Culture creates aides for the spirit, but too often those aids are contained within the culture and only serve the dominant group of the culture. Stories of wisdom and guidance are often trapped within the confines of religion and barred from secular sharing. One book that transcended the trap of secular animosity to religious teachings is The Prophet written by the late Lebanese poet, Khalil Gibran. Published in 1923, The Prophet garnered immediate acclaim and has never since sunken from wider cultural esteem. But in the early ’60s, new-age spiritualists and gurus brought Gibran’s work to the fore. The book begins with Al Mustafa waiting for a ship to come and return him to his people after 12 years on Orphalese. Al Mustafa spies from a hill a familiar mast on the horizon. From there, written with poetic elegance, The Prophet tells of the last hours that Al Mustafa spends with the people of Orphalese.
The Prophet is a book for solitude and uncertainty; in the strange and disconnected world of a pandemic, it is a soothing reassurance that transcends the confines of a single culture or faith.
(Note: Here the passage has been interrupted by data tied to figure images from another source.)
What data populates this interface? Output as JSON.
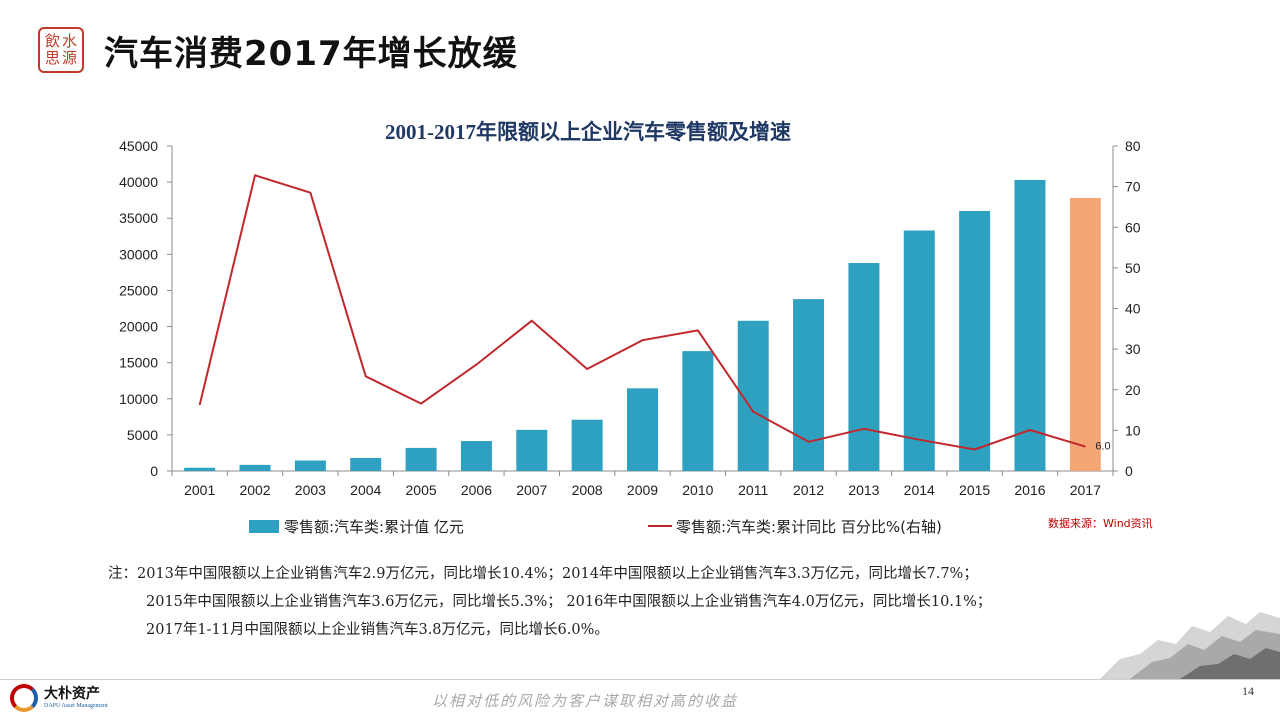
{
  "header": {
    "seal_chars": [
      "飲",
      "水",
      "思",
      "源"
    ],
    "title": "汽车消费2017年增长放缓"
  },
  "colors": {
    "bar": "#2ea1c1",
    "bar_highlight": "#f4a674",
    "line": "#c0282d",
    "title": "#1f3864",
    "source": "#c00000"
  },
  "chart_data": {
    "type": "bar+line",
    "title": "2001-2017年限额以上企业汽车零售额及增速",
    "categories": [
      "2001",
      "2002",
      "2003",
      "2004",
      "2005",
      "2006",
      "2007",
      "2008",
      "2009",
      "2010",
      "2011",
      "2012",
      "2013",
      "2014",
      "2015",
      "2016",
      "2017"
    ],
    "series": [
      {
        "name": "零售额:汽车类:累计值 亿元",
        "type": "bar",
        "axis": "left",
        "values": [
          450,
          850,
          1450,
          1800,
          3200,
          4150,
          5700,
          7100,
          11450,
          16600,
          20800,
          23800,
          28800,
          33300,
          36000,
          40300,
          37800
        ],
        "highlight_index": 16
      },
      {
        "name": "零售额:汽车类:累计同比 百分比%(右轴)",
        "type": "line",
        "axis": "right",
        "values": [
          16.3,
          72.8,
          68.5,
          23.3,
          16.6,
          26.2,
          37.0,
          25.1,
          32.2,
          34.6,
          14.6,
          7.2,
          10.4,
          7.7,
          5.3,
          10.1,
          6.0
        ]
      }
    ],
    "left_axis": {
      "min": 0,
      "max": 45000,
      "ticks": [
        "0",
        "5000",
        "10000",
        "15000",
        "20000",
        "25000",
        "30000",
        "35000",
        "40000",
        "45000"
      ]
    },
    "right_axis": {
      "min": 0,
      "max": 80,
      "ticks": [
        "0",
        "10",
        "20",
        "30",
        "40",
        "50",
        "60",
        "70",
        "80"
      ]
    },
    "data_labels": [
      {
        "index": 16,
        "series": 1,
        "text": "6.0"
      }
    ],
    "legend_position": "bottom",
    "source": "数据来源：Wind资讯",
    "grid": false
  },
  "notes": [
    "注：2013年中国限额以上企业销售汽车2.9万亿元，同比增长10.4%；2014年中国限额以上企业销售汽车3.3万亿元，同比增长7.7%；",
    "2015年中国限额以上企业销售汽车3.6万亿元，同比增长5.3%； 2016年中国限额以上企业销售汽车4.0万亿元，同比增长10.1%；",
    "2017年1-11月中国限额以上企业销售汽车3.8万亿元，同比增长6.0%。"
  ],
  "footer": {
    "logo_cn": "大朴资产",
    "logo_en": "DAPU Asset Management",
    "slogan": "以相对低的风险为客户谋取相对高的收益",
    "page_number": "14"
  }
}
Blending the esoteric mists of eastern religion with the simplified air of a western tale, The Prophet manages to convey both quiet reassurance and the beauty of the mystic’s inner world. The villagers of the island gather around Al Mustafa to ask for his final guidance and final teachings before this journey home. This is a book that bares its heart through phrases both simple and enigmatic. When asked about time, Al Mustafa replies:“Of time you would make a stream upon whose bank you would sit and watch its flowing. Yet the timeless in you is aware of life’s timelessness, and knows that yesterday is but today’s memory and tomorrow is today’s dream.”
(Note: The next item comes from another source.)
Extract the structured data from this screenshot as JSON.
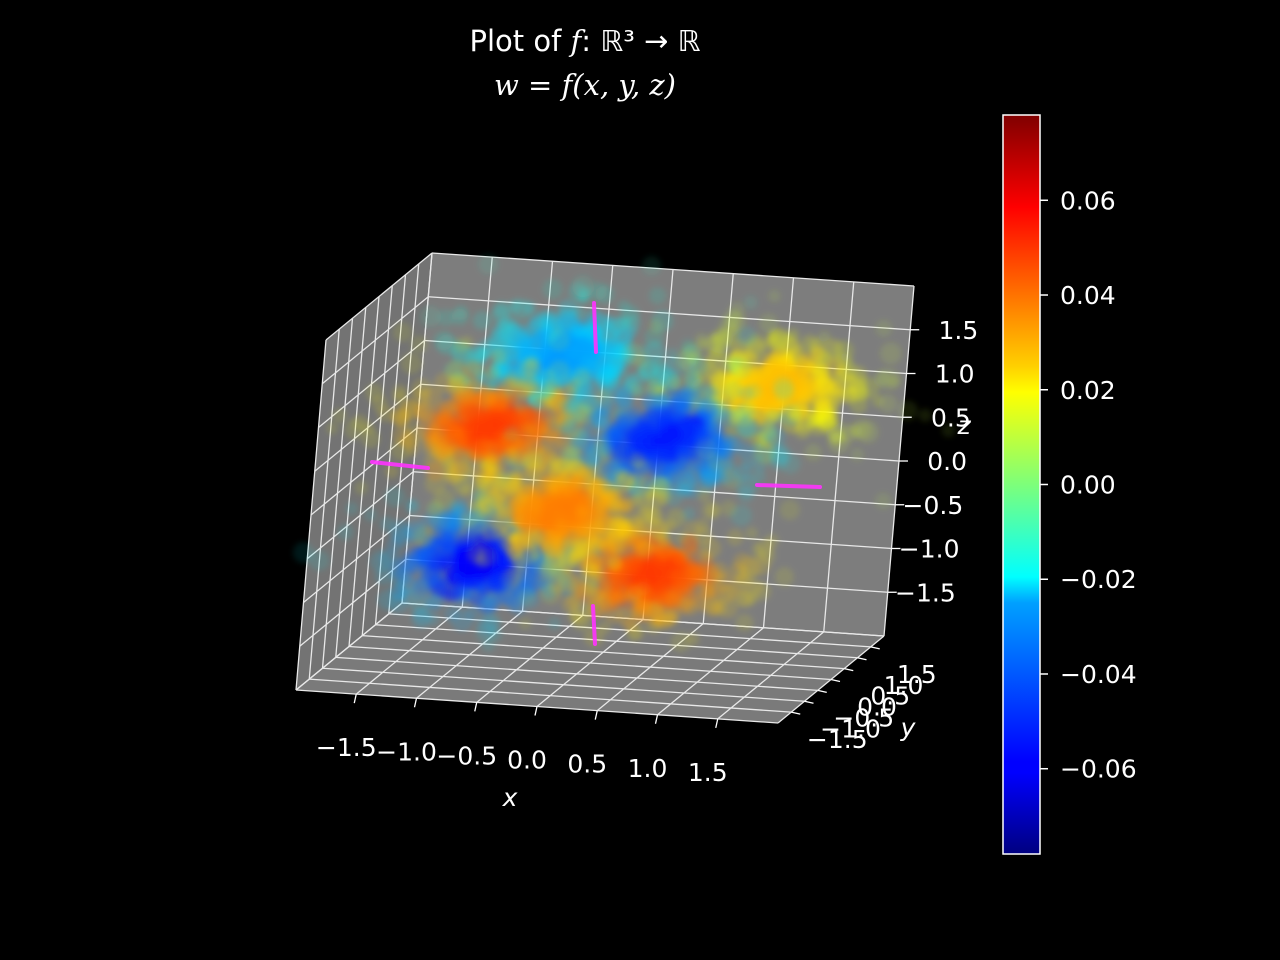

While The Prophet never strays from the spiritual airs of a religious text, its novella format allows it to exist as an otherworldly addition to any reader’s catalogue; it is living as fiction that travels with the reader through dreams and heartache alike. I recommend The Prophet so frequently that I have two copies, one for myself, printed in 1963—smelling of old age and long-forgotten book piles—and another printed in 2001 to lend to curious friends and as an aid in tumultuous times. The Prophet outlives Gibran not just for its simple elegance and timeless guidance but also for its non-denominal take on faith. Though the Bible may have Jesus and the Quran has immortalized Muhammed, Al Mustafa is unbound by land origins or a belief system. Al Mustafa’s world is only that of Orphalese and his words arebut asupport for the individual as they traverse the world around them.
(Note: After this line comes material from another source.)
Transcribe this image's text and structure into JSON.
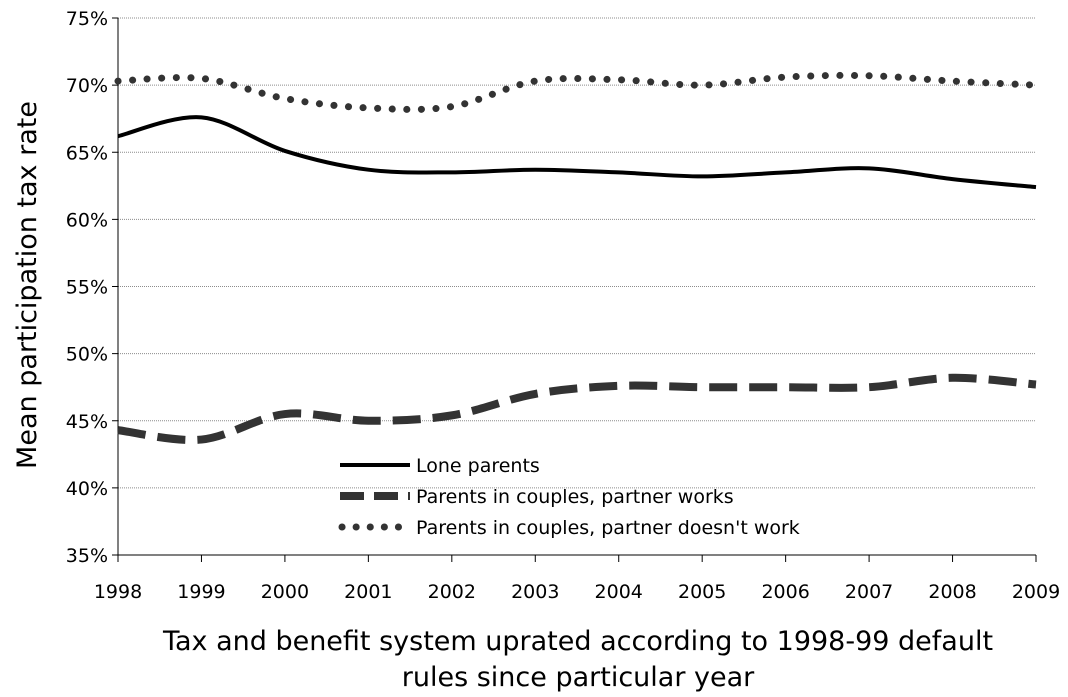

Hostile or docile, painful or joyous, The Prophet takes the reader in hand on a solitary walk through the inner workings of a universal truth that never juxtaposes against faith but always reaffirms the eternal humanity of spiritual guidance. Leading not with the ironclad rule of organized religious fervour but with an introspective calm and clarity. The Prophet is best taken as an inspired spiritual aid; everlasting, singular, and without pretence, Gibran’s work is both made for poetic enjoyment and independent reflection. Its enigmatic guide is faceless yet sure, the wisdom encased between the books covers reinforces all without care for creed or origin.
Available for free online via the website of the same title, the simple, poetic and cleansing tome is the perfect salve for the dreary and unhappy days of pandemic isolation.